Facebook s’impose comme le leader : 31,5 % des producteurs interrogés s’en servent pour leur métier. Soit près d’un tiers des exploitants agricoles connectés ! En 2016, ils n’étaient que 17 %.

Google+ régresse à 6 %, en baisse de 3 points en un an. Twitter affiche une forte hausse mais n’atteint que 5,3 % des paysans (contre 2,9 % en 2016 et 1,7 % en 2015). Linkedin en touche 3,6 % mais beaucoup de membres sont très peu actifs, voire pas du tout. Snapchat connaît une progression importante mais reste sous les 3 %, passant de 0,8 % en 2016 à 2,7 % en 2017. Après une nette augmentation en 2016, symbolisée par la percée de plusieurs Youtubeurs agriculteurs, Youtube revient à 12,5 % en 2017, comme en 2015, contre 17,5 % en 2016.

Les smartphones ont la cote

Quelle est la fréquence d’utilisation des réseaux sociaux dans le monde agricole ? Pour simplifier grossièrement, les tendances sont d’aller plusieurs fois par jour sur Twitter, quotidiennement sur Facebook et une fois par semaine sur Youtube, et bien moins souvent sur Google+, Linkedin, Viadeo.

Néanmoins, cette fréquence a diminué de 7 à 10 points sur tous les réseaux. Peut-être parce que les nouveaux inscrits sont moins adeptes ? Ou qu’ils essaient d’être moins "accros" ? La mobilité (smartphone), en revanche, s’avère bénéfique. Les smartphones ont la cote ! Logique, puisque la majorité des agriculteurs ont un meilleur débit internet sur téléphone mobile que sur l’ordinateur de l’exploitation.

À lire également : Étude Agrinautes 2017 - Un meilleur débit sur smartphone  

Les pages Facebook sont de plus en plus consultées, notamment celles des fournisseurs, des firmes et des constructeurs. 60 % des "agrisurfeurs facebookeurs" regardent au moins une page (contre 53 % en 2016), essentiellement pour y trouver des informations différentes. Reste à définir ce qu'ils entendent par "différentes"…

Ne pas surestimer l’impact des réseaux sociaux

Toujours d’après l’enquête Agrinautes 2017, 13,3 % des agriculteurs publient des messages sur les réseaux sociaux (contre 12,2 % en 2016) et 86,7 % ne font que consulter ! Ces proportions sont du même niveau que celles observées sur les forums professionnels agricoles.

Mais attention, il faut garder les pieds sur terre et ne pas surestimer l’impact des réseaux ! Ces derniers ne sont cités que par 7 % des exploitants connectés, quand on leur demande quels sont leurs supports préférés pour échanger entre eux, en leur laissant pourtant plusieurs choix possibles. Ils privilégient encore nettement le téléphone (pour près de 75 % d’entre eux), devant les mails (43 %), les textos-SMS (32 %) et les forums agricoles (8 %).

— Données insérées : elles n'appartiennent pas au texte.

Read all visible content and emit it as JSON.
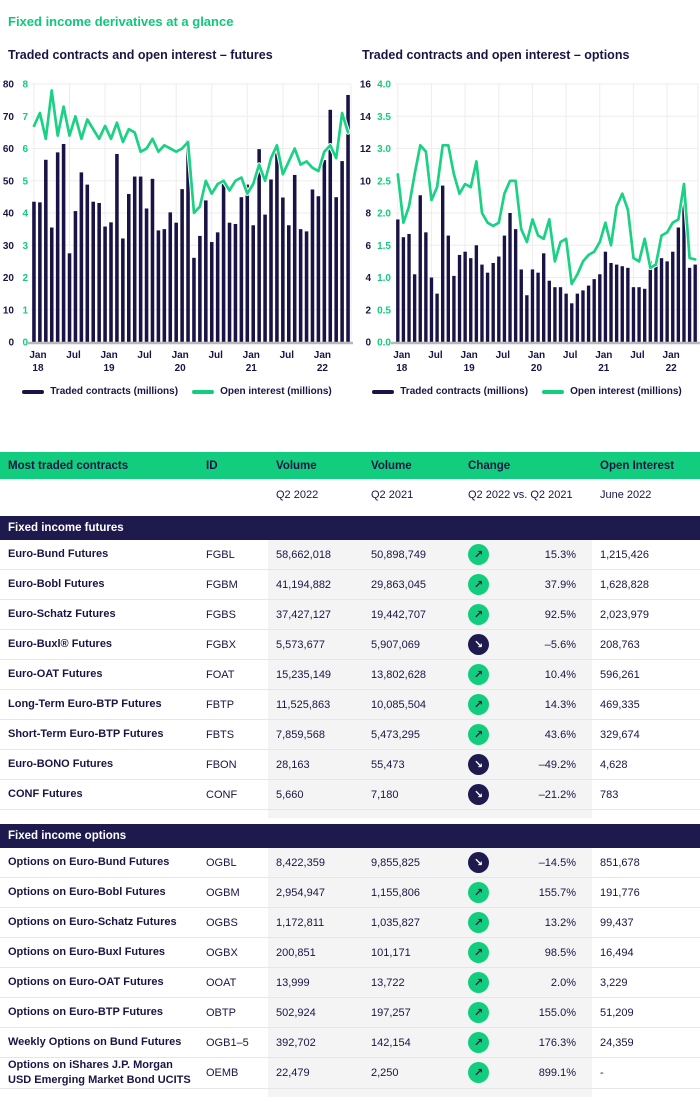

À lire à ce sujet : « Publier des contenus sur les réseaux sociaux n’a d’utilité que si quelqu’un vous lit ! » (réseaux sociaux 5e partie : les premiers pas) 
 

(1) Étude Agrinautes 2017, réalisée par BVA pour Terre-net Média et Hyltel, auprès de 1 116 agriculteurs internautes interrogés par questionnaire internet Cawi (computer-assisted web interviewing) entre le 9 et le 23 juin 2017. Les résultats sont redressés pour être représentatifs des fermes françaises connectées. La représentativité de l’échantillon est assurée par la méthode des quotas appliquée aux variables suivantes : région et orientation professionnelle de l’exploitation.